Risk-sensitive Currencies and Buck Gain as Rate Sensitive FX Loses
Strong US economic data that spurred optimism that the Fed might be able to pull off a so-called “soft landing” as it raises interest rates in order to tackle multi-decade high inflation level and broadly upbeat US corporate earnings triggered risk-on flows on Wednesday that benefitted risk-sensitive currencies like the Australian, New Zealand and Canadian dollars. Meanwhile, further risk-on-related upside in US bond yields saw the rate-sensitive safe-haven yen and swiss franc lose ground against the broadly stronger US dollar.
AUD/USD reversed back to trading close to the 0.6940 mark from an earlier dip under 0.6900 and NZD/USD reversed an earlier dip to test its 21-Day Moving Average at 0.6210 and was last changing hands just above 0.6250. The Aussie is still substantially weaker versus Tuesday’s pre-dovish RBA highs. USD/CAD, meanwhile pulled back from session highs near 1.2900 to trade near its 50DMA around 1.2850, with the loonie resilient to a sharp drop in global oil prices given US economic optimism (the US is Canada’s largest trade partner).
USD/JPY gained another 0.75% on Wednesday, taking its bounce from Tuesday’s near-130.00 lows to around 2.8%, when the pair found strong support at its 100DMA. The pair was last changing hands just above 134.00, with an earlier attempt to rebound above 134.50 having been blocked by its 50DMA. USD/JPY is likely to remain choppy in the coming days as it tracks US bond yields, which have seen wild swings this week on US economic data and Fed commentary.

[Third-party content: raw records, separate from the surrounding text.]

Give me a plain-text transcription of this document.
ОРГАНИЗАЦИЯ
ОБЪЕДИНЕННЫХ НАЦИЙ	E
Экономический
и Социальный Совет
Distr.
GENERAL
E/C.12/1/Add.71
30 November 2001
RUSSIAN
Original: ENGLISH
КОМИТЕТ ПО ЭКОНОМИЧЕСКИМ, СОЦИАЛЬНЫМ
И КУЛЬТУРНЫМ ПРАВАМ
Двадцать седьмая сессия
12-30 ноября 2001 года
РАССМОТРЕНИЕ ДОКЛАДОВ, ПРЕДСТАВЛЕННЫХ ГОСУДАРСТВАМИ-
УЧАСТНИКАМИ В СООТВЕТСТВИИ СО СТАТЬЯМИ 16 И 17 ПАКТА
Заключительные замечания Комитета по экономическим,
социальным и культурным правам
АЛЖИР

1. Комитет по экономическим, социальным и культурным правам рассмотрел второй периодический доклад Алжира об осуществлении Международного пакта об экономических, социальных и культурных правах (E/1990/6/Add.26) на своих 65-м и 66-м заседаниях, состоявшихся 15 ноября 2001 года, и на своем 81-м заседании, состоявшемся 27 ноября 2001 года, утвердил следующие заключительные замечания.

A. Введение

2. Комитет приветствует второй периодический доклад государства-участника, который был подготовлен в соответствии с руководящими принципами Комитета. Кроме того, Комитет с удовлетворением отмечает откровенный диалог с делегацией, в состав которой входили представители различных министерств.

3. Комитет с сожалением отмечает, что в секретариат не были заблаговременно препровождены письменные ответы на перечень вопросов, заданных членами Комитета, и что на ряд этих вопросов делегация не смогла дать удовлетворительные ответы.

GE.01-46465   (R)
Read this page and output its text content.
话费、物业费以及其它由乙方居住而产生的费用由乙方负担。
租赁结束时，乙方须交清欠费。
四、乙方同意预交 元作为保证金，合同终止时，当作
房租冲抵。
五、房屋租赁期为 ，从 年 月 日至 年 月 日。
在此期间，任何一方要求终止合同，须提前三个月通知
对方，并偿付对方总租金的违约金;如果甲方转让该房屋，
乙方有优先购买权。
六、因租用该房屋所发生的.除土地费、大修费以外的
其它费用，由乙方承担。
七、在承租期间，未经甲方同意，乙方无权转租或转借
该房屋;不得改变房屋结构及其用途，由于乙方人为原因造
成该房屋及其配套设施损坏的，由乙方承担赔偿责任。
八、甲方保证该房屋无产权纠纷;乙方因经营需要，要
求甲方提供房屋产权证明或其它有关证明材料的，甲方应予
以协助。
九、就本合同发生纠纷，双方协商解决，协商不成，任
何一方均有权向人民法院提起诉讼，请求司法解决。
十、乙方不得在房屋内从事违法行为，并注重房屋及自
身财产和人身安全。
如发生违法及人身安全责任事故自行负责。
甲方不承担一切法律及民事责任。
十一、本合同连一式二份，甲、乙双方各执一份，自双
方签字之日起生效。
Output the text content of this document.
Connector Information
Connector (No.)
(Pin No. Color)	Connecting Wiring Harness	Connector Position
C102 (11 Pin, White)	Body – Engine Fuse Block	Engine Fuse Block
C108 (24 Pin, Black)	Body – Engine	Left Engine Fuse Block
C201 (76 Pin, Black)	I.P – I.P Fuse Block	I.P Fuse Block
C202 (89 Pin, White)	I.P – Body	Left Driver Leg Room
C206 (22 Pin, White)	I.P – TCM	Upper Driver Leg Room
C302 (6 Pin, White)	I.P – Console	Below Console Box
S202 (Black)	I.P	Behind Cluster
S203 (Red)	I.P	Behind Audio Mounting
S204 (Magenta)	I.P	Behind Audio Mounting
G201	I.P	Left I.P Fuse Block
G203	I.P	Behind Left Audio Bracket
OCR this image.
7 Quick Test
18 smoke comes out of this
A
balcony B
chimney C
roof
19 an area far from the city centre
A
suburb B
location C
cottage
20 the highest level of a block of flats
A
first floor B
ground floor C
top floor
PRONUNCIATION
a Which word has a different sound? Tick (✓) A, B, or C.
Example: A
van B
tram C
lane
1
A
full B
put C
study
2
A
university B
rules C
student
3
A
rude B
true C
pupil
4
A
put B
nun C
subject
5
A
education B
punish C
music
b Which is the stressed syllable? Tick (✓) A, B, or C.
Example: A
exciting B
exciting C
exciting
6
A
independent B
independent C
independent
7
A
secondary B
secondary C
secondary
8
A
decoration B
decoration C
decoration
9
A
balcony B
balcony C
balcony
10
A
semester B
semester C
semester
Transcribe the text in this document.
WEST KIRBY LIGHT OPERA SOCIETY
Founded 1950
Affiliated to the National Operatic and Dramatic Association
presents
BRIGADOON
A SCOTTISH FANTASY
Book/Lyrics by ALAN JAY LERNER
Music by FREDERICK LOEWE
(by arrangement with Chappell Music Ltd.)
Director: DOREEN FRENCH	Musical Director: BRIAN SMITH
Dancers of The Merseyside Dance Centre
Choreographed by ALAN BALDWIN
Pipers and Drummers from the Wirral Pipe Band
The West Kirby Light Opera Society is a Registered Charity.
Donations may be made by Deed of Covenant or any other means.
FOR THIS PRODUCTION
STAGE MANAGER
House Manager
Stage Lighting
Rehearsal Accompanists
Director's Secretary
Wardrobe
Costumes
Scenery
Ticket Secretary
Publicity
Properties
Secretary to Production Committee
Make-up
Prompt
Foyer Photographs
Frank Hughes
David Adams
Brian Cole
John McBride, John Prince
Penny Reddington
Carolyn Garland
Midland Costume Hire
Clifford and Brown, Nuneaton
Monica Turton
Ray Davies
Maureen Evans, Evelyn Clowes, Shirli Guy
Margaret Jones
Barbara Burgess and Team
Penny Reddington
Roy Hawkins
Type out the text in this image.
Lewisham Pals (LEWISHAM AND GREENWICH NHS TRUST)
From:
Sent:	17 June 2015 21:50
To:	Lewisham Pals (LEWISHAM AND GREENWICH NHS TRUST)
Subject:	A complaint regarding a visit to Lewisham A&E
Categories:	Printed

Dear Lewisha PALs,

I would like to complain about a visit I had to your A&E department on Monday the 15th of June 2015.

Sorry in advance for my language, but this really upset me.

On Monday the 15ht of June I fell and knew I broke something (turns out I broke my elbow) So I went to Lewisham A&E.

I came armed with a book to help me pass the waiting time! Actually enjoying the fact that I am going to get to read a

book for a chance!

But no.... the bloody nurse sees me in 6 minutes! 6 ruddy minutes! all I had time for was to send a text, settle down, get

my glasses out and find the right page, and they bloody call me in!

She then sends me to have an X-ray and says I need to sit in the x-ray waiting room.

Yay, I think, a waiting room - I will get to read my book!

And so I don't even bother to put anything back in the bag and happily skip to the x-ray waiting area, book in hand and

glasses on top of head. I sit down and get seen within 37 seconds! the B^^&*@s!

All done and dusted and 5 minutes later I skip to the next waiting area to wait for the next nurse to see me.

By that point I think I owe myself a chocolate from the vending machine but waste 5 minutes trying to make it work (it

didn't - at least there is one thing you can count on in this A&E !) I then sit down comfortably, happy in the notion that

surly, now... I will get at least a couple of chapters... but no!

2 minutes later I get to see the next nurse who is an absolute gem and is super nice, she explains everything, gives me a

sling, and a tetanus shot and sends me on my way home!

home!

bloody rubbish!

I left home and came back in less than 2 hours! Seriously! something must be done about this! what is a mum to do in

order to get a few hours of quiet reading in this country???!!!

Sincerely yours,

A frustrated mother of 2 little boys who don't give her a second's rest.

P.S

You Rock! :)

ISM Services PMI Survey and Factory Orders Suggest US Economy Not in Recession
Two major US economic reports were released on Wednesday, with both coming in better than expected and boosting optimism that the US economy might not be in a recession (yet). ISM Services PMI survey data showed that activity in the dominant US services sector unexpectedly rose to 56.7 in July from 55.3 in June, snapping a three-month decline and, when combined with Monday’s ISM manufacturing PMI report, suggesting that US economic activity did not contract in July.
The latest ISM Services report, like the Manufacturing one released on Monday, hinted toward a substantial drop in input price inflation faced by businesses, with the prices paid subindex dropping substantially to 72.3 from 80.1, its lowest since March 2021. Elsewhere, Factory Orders expanded at a MoM pace of 2.0% in June, better than the expected 1.1% rise. Analysts said that this positive surprise raises the likelihood of a positive revision to the next estimate of US Q2 GDP growth.
Fed Pushes Back on 2023 Rate Cuts, But Also More 75 Bps Rate Hikes
Fed policymakers have been out in force in the last two days reiterating the central bank’s commitment to fighting inflation, in what analysts have interpreted as a concerted effort to push back against excessively dovish market expectations for the Fed to start cutting rates in early 2021.
The usually dovish Fed policymaker Mary Daly explicitly criticized expectations for rate cuts in early 2023, though she also said a 50 bps rate hike would likely be appropriate in September. According to the CME’s Fed Watch Tool, the odds of a 50 bps rate hike at that meeting are currently 56.5% versus 43.5% for another 75 bps hike.
Analysts are looking ahead to Friday’s US labor market report for further input into the US economic story. A moderation in the headline pace of job gains and wage growth would likely ease Fed tightening concerns and contibute to the narrative of a slowing US economy.